Une nouvelle coalition mondiale exhorte les gouvernements à réglementer les technologies de surveillance

Les dirigeants du monde doivent faire en sorte que les technologies et les systèmes intrusifs de surveillance ne se retrouvent pas entre les mains de dictateurs ou de régimes répressifs, a déclaré une nouvelle coalition mondiale d’organisations de défense des droits humains à l’occasion de son lancement à Bruxelles, le 4 avril.

La Coalition contre l’exportation illégale de technologies de surveillance (CAUSE), qui regroupe Amnesty International, Digitale Gesellschaft, la Fédération internationale des Ligues des droits de l’homme (FIDH), Human Rights Watch, New America Foundation’s Open Technology Institute, Privacy International et Reporters sans frontières, demande que les gouvernements et les entreprises privées rendent des comptes pour les atteintes aux droits humains liées au commerce international des technologies de surveillance des communications, commerce en pleine croissance qui représente plus de 3,5 milliards d’euros.

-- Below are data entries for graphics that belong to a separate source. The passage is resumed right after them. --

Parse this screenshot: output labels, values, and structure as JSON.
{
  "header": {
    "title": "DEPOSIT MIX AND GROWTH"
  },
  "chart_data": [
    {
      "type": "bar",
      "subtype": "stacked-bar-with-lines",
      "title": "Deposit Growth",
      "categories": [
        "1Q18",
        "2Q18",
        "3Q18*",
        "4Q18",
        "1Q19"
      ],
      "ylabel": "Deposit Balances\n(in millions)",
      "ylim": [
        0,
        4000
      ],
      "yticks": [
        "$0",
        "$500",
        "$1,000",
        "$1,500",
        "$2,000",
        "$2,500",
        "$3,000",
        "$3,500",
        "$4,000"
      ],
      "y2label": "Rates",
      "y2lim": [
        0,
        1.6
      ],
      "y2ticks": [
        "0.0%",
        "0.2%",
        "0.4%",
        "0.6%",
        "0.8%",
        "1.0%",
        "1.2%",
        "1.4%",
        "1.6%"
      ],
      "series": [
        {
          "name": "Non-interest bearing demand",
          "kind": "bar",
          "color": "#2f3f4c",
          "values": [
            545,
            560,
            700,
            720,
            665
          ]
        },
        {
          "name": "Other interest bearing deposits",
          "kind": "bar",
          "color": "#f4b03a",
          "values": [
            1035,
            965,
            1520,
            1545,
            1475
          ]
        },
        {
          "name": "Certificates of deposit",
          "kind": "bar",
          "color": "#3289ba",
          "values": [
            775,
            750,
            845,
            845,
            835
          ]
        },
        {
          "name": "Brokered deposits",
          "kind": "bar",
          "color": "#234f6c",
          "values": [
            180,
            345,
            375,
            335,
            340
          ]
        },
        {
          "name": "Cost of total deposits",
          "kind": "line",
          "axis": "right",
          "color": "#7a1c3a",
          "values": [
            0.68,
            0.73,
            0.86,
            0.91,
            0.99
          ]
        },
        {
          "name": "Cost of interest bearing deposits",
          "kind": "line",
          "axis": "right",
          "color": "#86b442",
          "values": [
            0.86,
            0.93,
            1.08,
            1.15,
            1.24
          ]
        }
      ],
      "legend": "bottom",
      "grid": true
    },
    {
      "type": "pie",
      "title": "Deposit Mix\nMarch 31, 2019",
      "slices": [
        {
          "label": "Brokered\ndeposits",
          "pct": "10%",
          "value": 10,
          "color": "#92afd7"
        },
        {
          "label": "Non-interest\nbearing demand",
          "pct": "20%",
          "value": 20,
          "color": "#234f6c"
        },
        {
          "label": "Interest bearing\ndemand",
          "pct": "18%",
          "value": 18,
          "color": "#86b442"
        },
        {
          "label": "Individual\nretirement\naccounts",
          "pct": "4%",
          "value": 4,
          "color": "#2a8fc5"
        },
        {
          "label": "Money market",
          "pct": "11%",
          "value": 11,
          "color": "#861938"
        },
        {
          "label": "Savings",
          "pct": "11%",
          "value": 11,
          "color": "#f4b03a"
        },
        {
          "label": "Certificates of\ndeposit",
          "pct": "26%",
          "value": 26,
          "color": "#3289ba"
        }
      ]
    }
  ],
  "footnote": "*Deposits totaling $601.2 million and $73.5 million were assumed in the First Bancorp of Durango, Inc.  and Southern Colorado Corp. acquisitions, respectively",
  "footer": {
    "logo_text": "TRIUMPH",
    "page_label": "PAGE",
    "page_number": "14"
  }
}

Les gouvernements utilisent de plus en plus les logiciels et les équipements d’espionnage et les outils connexes pour bafouer le droit au respect de la vie privée et nombre de droits humains.

« Ces technologies permettent aux régimes d’écraser la dissidence et la critique, de supprimer la liberté d’expression et de piétiner les droits fondamentaux. La coalition CAUSE a recensé plusieurs cas où les technologies de surveillance de communication ont servi à espionner la vie privée des gens, mais ont aussi aidé les gouvernements à emprisonner et torturer leurs détracteurs », a déclaré Ara Marcen Naval, coordonnatrice Contrôle des armes, commerce de la sécurité et droits humains à Amnesty International.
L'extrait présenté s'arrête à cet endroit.